Now that I'm more experienced in game design and, like, understanding how to support a theme, though, I do want to revisit it because the core idea still holds an appeal to me.
In my musing I have not yet settled on specific core mechanics, but I do know that I want Echo to play a major part of. In that game, I envision it working close to Dark fate from the Mountain Witch, a way for players to constantly introduce various setting elements reflecting their characters' forgotten lives that by the end should cohere into a solid picture.
When this contest was announced, I figured I'd use that as a basis for my entry, buuuut the issue is that Echo/Dark Fate is a narratively complex mechanic that really needs explaining to shine, especially in how the GM is meant to facilitate its use. If I had ten pages, I'd have managed to do it, most likely, but not with one.
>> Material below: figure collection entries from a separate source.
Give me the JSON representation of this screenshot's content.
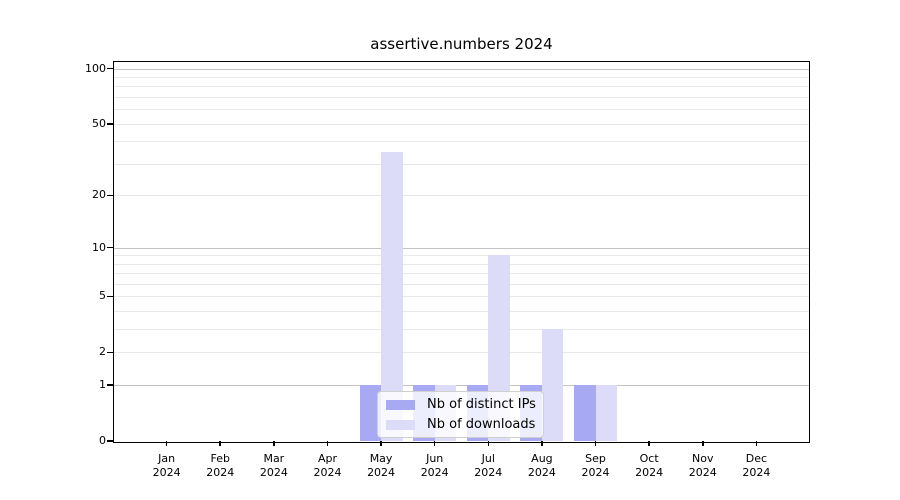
{
  "chart_data": {
    "type": "bar",
    "title": "assertive.numbers 2024",
    "categories": [
      "Jan 2024",
      "Feb 2024",
      "Mar 2024",
      "Apr 2024",
      "May 2024",
      "Jun 2024",
      "Jul 2024",
      "Aug 2024",
      "Sep 2024",
      "Oct 2024",
      "Nov 2024",
      "Dec 2024"
    ],
    "month_labels": [
      {
        "month": "Jan",
        "year": "2024"
      },
      {
        "month": "Feb",
        "year": "2024"
      },
      {
        "month": "Mar",
        "year": "2024"
      },
      {
        "month": "Apr",
        "year": "2024"
      },
      {
        "month": "May",
        "year": "2024"
      },
      {
        "month": "Jun",
        "year": "2024"
      },
      {
        "month": "Jul",
        "year": "2024"
      },
      {
        "month": "Aug",
        "year": "2024"
      },
      {
        "month": "Sep",
        "year": "2024"
      },
      {
        "month": "Oct",
        "year": "2024"
      },
      {
        "month": "Nov",
        "year": "2024"
      },
      {
        "month": "Dec",
        "year": "2024"
      }
    ],
    "series": [
      {
        "name": "Nb of distinct IPs",
        "color": "#a7aaf2",
        "values": [
          0,
          0,
          0,
          0,
          1,
          1,
          1,
          1,
          1,
          0,
          0,
          0
        ]
      },
      {
        "name": "Nb of downloads",
        "color": "#dcdcf8",
        "values": [
          0,
          0,
          0,
          0,
          35,
          1,
          9,
          3,
          1,
          0,
          0,
          0
        ]
      }
    ],
    "xlabel": "",
    "ylabel": "",
    "yscale": "log1p",
    "yticks": [
      0,
      1,
      2,
      5,
      10,
      20,
      50,
      100
    ],
    "minor_gridlines": [
      2,
      3,
      4,
      5,
      6,
      7,
      8,
      9,
      20,
      30,
      40,
      50,
      60,
      70,
      80,
      90
    ],
    "major_gridlines": [
      1,
      10,
      100
    ],
    "ylim": [
      0,
      110
    ],
    "grid": true,
    "legend_position": "bottom-center",
    "colors": {
      "major_grid": "#c3c3c3",
      "minor_grid": "#e9e9e9",
      "frame": "#000000",
      "background": "#ffffff",
      "text": "#000000"
    }
  }
}
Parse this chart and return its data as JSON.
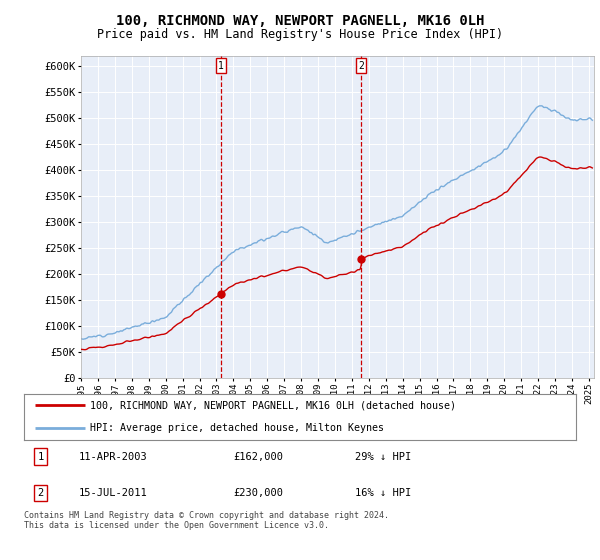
{
  "title": "100, RICHMOND WAY, NEWPORT PAGNELL, MK16 0LH",
  "subtitle": "Price paid vs. HM Land Registry's House Price Index (HPI)",
  "legend_line1": "100, RICHMOND WAY, NEWPORT PAGNELL, MK16 0LH (detached house)",
  "legend_line2": "HPI: Average price, detached house, Milton Keynes",
  "annotation1_label": "1",
  "annotation1_date": "11-APR-2003",
  "annotation1_price": "£162,000",
  "annotation1_hpi": "29% ↓ HPI",
  "annotation2_label": "2",
  "annotation2_date": "15-JUL-2011",
  "annotation2_price": "£230,000",
  "annotation2_hpi": "16% ↓ HPI",
  "footer": "Contains HM Land Registry data © Crown copyright and database right 2024.\nThis data is licensed under the Open Government Licence v3.0.",
  "house_color": "#cc0000",
  "hpi_color": "#7aaddb",
  "vline_color": "#cc0000",
  "plot_background": "#e8eef8",
  "ylim": [
    0,
    620000
  ],
  "yticks": [
    0,
    50000,
    100000,
    150000,
    200000,
    250000,
    300000,
    350000,
    400000,
    450000,
    500000,
    550000,
    600000
  ],
  "sale1_x": 2003.27,
  "sale1_y": 162000,
  "sale2_x": 2011.54,
  "sale2_y": 230000,
  "xmin": 1995,
  "xmax": 2025.3
}
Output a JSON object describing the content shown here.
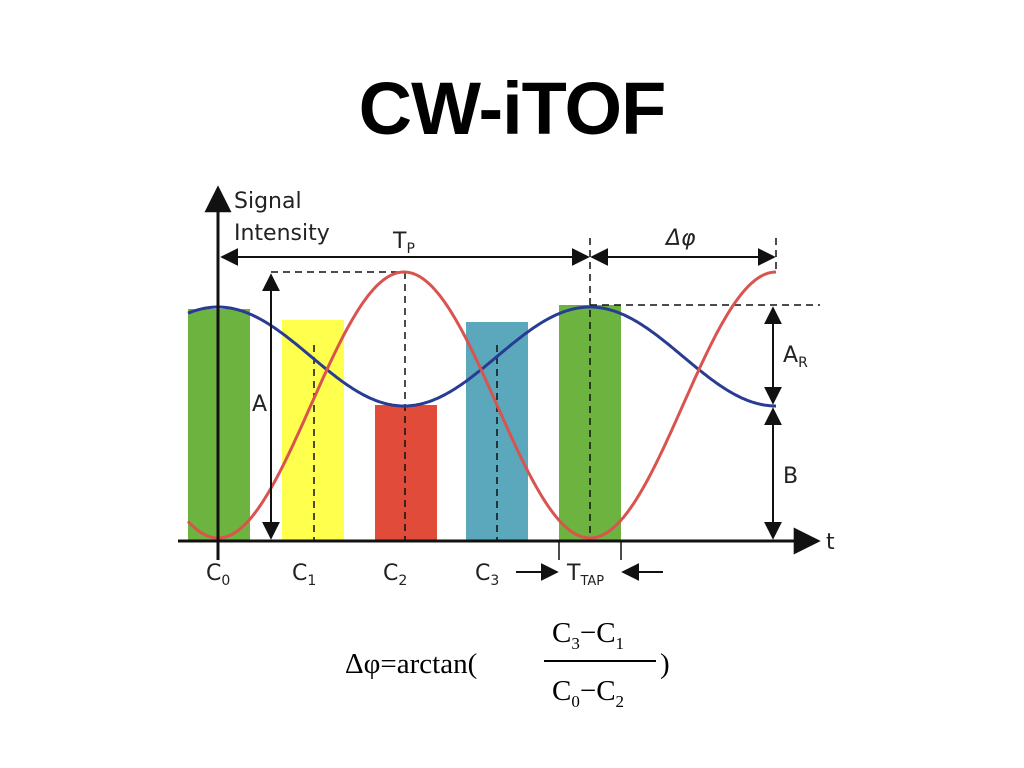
{
  "slide": {
    "title": "CW-iTOF"
  },
  "diagram": {
    "y_axis_label_line1": "Signal",
    "y_axis_label_line2": "Intensity",
    "x_axis_label": "t",
    "period_label": "T",
    "period_sub": "P",
    "phase_label": "Δφ",
    "amplitude_label": "A",
    "received_amp_label": "A",
    "received_amp_sub": "R",
    "offset_label": "B",
    "tap_label": "T",
    "tap_sub": "TAP",
    "taps": [
      {
        "label": "C",
        "sub": "0",
        "color": "#6db33f"
      },
      {
        "label": "C",
        "sub": "1",
        "color": "#ffff4d"
      },
      {
        "label": "C",
        "sub": "2",
        "color": "#e04b3a"
      },
      {
        "label": "C",
        "sub": "3",
        "color": "#5ba7bc"
      }
    ],
    "curve_colors": {
      "emitted": "#d9534f",
      "received": "#283c94"
    }
  },
  "formula": {
    "lhs": "Δφ=arctan(",
    "num_a": "C",
    "num_a_sub": "3",
    "minus": "−",
    "num_b": "C",
    "num_b_sub": "1",
    "den_a": "C",
    "den_a_sub": "0",
    "den_b": "C",
    "den_b_sub": "2",
    "close": ")"
  }
}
Also it would be hard to fit in the theme of the sun there, lol.
So I turned to another long-standing bugbear of mine, the Corners, a place of decay without release where the dead and forgotten fall and try to escape by stealing sparks of life from others before all that's left of them is an echo endlessly repeating "I am I", incapable of doing or thinking anything else yet conscious of its condition.
This one had potential in this contest since I could work in the sun theme pretty naturally as yearning for everything lost in death.
I've written a couple pieces involving them (as Worm fanfics because of course), but never did an actual setting write-up (partly because they were envisioned as a part of a larger setting rather than their own thing). Starting as an urban fantasy, I've changed them to more conventional dark fantasy
to shamelessly capitalize on Dark Souls craze because I think it works better as a standalone thing and requires less explanation and sorta folded the house as a middle piece into it, tweaking its themes a bit for a better fit.
I've also mostly omitted the themes of cannibalism and fluid identity coming from adoption of parts and memories of others to repair your failing self to make the game more thematically straightforward and because that really would require its own subsystem to shine.
So, that's how the vibes came to be. Mechanically, everything is a lot simpler: the game is mostly a reskinned version of
The Dark Below, which is also a lightweight oneshot-oriented game about escaping a nightmarish underground labyrinth (though hopefully my setting is distinct enough to stand on its own).
I've tweaked and streamlined the system*, fit Echo into an existing mechanical niche** (if in significantly simplified version than originally envisioned) and added harm tracker***, but you can find most mechanical elements I use present there. If you can spare $10, it's worth checking out.
I think that's enough ramblings from me.
Thanks to the event organizers, these events really did help me to sit down and actually finish creative projects, which is something I don't always manage on my own.
*The Dark Below uses d12 and variable difficulty. Avoiding danger being far easier than confronting it is still there, but used more as an example. I found it mostly not worth the bother in a vibe-based oneshot, especially since in addition to skill and item, the Dark Below also allows you to gain a bonus to roll by establishing a narrative advantage like high ground... which should probably just factor into difficulty in the first place.
**The Dark Below gives you three matches you can light up for auto-success. They're more of a mechanical construct than something with in-universe presence, which makes it easy to replace them with something more thematically resonant.
***The Dark Below doesn't really have any sort of system for tracking injuries, they're purely narrative. If you spend all your matches, you may die on your next failure, though. I prefer harm to be a separate thing since that allows me to use it as a price for still advancing the game even on a failure, but it's an interesting mechanic.